Esteban Marchán, quien cursa el décimo semestre de Bioanálisis, intenta junto con Julio Espinoza, estudiante de sexto año de Medicina, tomar el peso y la talla de un niño moreno, muy delgado, que apenas pronuncia palabra. Tal vez es la timidez lo que lo paraliza, pero Espinoza descubre durante el chequeo médico que al pequeño le duele el estómago.

“Aquí vienen niños de familias muy pobres, muy humildes. Sus madres suelen ser jóvenes no escolarizadas, algunas no saben leer ni escribir. ¡Pero estos niños vienen a la escuela! Y eso para nosotros es importante. Aquí tienen el calor de las maestras y comida”, dice la directora del plantel.

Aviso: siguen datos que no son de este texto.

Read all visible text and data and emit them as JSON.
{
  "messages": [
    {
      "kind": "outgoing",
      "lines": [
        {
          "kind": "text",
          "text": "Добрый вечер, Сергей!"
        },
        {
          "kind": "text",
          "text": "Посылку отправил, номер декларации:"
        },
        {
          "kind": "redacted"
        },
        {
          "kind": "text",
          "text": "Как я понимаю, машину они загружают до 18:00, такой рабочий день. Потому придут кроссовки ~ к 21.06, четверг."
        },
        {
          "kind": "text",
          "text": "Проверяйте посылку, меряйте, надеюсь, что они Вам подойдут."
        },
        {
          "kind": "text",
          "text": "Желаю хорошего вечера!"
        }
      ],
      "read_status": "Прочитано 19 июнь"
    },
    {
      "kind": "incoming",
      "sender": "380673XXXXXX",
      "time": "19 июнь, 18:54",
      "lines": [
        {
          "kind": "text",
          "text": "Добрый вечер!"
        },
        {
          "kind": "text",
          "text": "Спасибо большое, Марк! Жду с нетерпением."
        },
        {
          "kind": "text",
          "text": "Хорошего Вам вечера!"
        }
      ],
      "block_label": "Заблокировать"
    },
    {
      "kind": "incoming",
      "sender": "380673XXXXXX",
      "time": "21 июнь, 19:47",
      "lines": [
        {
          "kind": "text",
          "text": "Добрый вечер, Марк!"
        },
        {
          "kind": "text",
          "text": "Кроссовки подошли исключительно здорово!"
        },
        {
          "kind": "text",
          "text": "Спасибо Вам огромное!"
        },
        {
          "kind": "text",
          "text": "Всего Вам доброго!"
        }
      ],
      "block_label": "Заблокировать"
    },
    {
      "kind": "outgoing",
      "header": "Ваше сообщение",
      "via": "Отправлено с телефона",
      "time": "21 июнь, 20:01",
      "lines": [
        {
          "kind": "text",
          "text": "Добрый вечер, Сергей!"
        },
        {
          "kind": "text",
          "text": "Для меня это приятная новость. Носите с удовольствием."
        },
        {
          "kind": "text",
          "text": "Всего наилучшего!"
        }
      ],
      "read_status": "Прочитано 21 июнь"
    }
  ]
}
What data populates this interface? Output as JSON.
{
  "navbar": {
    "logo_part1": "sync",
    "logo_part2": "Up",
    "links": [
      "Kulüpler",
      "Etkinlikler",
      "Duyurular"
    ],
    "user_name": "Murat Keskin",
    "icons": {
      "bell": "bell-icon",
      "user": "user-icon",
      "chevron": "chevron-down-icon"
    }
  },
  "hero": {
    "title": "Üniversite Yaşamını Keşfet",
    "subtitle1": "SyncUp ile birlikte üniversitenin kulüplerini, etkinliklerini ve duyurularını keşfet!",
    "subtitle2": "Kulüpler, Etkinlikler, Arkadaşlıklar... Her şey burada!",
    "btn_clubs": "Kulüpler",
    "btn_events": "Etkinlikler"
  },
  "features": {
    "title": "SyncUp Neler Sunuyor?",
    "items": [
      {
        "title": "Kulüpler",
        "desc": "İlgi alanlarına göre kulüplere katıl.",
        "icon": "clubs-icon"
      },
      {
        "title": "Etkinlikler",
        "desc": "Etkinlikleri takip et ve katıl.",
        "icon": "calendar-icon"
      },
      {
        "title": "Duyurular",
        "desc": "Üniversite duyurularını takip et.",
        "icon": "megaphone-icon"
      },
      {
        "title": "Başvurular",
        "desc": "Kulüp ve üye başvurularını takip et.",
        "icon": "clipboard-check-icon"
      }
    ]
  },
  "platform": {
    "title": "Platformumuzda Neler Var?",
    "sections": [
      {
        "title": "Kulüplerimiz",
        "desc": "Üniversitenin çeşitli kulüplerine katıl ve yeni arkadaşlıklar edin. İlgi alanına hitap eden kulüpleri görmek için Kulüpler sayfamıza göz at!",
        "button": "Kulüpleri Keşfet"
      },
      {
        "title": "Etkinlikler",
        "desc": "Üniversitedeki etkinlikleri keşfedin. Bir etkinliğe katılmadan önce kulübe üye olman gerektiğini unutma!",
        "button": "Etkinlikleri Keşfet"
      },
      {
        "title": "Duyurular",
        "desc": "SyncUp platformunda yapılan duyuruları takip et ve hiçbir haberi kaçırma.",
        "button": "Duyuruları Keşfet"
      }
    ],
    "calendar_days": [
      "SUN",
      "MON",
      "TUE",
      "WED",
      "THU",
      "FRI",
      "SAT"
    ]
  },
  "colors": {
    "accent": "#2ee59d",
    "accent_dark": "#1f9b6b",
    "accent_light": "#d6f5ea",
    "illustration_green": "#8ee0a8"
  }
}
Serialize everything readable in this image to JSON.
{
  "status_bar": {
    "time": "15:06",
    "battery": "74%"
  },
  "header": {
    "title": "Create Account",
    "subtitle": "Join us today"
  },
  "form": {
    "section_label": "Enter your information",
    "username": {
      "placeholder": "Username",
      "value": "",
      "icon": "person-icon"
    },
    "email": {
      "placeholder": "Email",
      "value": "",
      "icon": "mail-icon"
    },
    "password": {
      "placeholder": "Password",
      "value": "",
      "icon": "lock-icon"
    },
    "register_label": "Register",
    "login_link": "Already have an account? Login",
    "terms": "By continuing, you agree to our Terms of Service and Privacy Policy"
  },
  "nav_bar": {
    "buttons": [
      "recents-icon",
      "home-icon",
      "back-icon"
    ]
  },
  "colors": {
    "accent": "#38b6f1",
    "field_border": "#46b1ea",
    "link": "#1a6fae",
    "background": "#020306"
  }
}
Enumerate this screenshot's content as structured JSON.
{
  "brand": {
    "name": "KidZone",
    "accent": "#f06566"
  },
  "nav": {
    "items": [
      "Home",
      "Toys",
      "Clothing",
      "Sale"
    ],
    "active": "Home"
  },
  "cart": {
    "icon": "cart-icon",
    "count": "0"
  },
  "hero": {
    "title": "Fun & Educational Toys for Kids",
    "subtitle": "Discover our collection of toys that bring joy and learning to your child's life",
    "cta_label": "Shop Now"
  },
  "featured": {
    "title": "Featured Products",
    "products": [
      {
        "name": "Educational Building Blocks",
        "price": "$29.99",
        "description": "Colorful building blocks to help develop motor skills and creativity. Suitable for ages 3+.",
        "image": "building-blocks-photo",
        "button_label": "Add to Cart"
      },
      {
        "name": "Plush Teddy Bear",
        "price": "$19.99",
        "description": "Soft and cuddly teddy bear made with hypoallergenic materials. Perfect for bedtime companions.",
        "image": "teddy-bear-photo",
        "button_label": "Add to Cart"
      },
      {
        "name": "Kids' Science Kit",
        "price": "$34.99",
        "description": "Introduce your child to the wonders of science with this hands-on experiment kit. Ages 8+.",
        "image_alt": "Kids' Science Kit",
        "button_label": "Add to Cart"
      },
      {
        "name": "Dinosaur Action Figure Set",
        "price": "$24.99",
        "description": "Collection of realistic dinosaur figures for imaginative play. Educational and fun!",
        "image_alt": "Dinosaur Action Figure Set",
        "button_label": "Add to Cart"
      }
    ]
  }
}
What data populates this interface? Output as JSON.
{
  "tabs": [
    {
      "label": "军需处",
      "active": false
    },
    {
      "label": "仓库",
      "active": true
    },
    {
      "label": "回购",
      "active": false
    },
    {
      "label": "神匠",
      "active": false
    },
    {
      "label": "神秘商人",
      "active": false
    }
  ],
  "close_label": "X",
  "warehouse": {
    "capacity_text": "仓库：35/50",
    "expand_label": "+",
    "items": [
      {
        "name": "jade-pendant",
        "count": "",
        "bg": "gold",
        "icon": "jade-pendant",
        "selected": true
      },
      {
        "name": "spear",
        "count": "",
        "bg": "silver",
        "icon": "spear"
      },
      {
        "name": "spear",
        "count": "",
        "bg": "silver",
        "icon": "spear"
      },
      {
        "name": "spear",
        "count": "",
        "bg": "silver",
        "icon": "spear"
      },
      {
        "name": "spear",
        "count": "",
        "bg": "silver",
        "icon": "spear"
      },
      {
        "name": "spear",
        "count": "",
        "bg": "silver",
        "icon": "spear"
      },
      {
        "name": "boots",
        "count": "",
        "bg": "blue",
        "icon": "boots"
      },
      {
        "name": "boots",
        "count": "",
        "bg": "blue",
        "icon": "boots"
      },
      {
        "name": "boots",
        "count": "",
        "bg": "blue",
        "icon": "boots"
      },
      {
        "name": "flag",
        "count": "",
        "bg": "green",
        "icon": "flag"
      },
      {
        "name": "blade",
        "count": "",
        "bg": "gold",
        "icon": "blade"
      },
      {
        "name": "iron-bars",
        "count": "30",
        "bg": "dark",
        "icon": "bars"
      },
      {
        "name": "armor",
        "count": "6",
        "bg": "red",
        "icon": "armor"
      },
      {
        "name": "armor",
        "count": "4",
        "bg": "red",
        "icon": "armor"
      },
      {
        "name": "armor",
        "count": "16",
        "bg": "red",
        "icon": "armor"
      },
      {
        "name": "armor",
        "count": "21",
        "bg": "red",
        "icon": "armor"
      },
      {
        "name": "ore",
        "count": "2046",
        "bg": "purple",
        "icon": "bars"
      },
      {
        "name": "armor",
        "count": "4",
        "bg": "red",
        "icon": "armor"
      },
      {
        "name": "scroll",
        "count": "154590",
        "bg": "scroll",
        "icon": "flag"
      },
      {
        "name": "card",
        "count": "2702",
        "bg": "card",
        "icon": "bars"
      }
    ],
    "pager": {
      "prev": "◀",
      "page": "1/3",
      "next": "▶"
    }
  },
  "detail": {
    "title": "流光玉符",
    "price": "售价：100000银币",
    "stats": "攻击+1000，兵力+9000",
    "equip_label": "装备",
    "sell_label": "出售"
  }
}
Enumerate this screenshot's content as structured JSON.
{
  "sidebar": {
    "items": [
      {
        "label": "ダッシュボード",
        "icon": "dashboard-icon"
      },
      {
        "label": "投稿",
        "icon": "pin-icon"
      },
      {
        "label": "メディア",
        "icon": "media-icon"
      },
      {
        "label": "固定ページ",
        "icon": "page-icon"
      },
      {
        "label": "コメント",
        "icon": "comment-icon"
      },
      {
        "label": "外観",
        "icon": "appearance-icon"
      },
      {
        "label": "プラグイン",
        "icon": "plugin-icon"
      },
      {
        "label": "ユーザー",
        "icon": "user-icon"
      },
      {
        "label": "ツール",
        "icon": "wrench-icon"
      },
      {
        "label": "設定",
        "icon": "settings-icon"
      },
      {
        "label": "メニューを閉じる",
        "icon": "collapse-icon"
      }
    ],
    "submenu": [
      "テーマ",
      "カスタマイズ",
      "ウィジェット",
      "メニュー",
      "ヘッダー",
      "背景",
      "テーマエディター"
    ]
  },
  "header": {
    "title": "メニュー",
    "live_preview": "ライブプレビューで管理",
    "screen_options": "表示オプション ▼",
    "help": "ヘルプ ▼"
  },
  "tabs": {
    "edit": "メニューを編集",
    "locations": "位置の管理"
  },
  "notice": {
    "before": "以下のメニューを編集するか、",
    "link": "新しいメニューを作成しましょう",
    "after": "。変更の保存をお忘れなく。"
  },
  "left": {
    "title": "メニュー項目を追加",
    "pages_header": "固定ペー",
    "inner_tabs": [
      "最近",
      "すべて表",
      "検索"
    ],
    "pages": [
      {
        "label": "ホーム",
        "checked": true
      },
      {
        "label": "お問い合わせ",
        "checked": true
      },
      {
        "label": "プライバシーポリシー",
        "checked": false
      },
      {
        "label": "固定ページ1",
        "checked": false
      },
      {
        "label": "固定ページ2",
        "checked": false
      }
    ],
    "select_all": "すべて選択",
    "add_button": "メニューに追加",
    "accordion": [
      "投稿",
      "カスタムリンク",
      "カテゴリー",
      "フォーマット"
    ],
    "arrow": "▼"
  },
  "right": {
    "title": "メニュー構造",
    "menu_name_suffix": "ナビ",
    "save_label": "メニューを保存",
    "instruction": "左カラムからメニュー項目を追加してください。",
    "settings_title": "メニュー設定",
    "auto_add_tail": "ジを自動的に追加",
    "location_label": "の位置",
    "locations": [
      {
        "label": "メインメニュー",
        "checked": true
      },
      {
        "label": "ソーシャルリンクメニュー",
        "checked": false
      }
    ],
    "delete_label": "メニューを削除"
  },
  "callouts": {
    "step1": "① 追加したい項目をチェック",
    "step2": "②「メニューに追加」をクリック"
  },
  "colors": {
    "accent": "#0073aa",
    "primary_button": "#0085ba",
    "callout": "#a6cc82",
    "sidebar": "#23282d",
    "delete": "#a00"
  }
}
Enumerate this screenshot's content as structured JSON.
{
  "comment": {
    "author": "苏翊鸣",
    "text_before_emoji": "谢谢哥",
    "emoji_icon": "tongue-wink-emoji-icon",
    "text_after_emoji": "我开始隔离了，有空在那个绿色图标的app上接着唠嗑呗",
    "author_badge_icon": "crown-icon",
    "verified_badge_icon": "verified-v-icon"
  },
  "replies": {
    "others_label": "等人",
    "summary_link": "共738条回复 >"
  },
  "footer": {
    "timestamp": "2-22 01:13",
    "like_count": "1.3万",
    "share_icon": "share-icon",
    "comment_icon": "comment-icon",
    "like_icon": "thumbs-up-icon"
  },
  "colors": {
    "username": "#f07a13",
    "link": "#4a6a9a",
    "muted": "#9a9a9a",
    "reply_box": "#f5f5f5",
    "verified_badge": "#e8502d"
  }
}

Oriana anuncia que es hora de servir el almuerzo: “¡Es hora de comer! ¡Está lista la sopita!”. Las maestras se dirigen a la cocina para repartir los cuencos de plástico, cuyo contenido promete: en el caldo navegan trozos de zanahoria, pollo desmenuzado, bollitos de masa y auyama. Al festín se une Carmen, una joven de 24 años con discapacidad intelectual, quien desde hace algunos meses aparece puntual en la escuela a las doce del mediodía para comer. “Para nosotros es una niña más”, asegura la cocinera.

Una morena de mirada dulce y cabello ensortijado, con la cola de caballo torcida después de una mañana de juegos, toma el primer sorbo de sopa. “Está rica”, proclama con gusto. Mira a la compañera sentada a su lado. Ambas sonríen. Se les empieza a quitar el hambre. Al menos por hoy.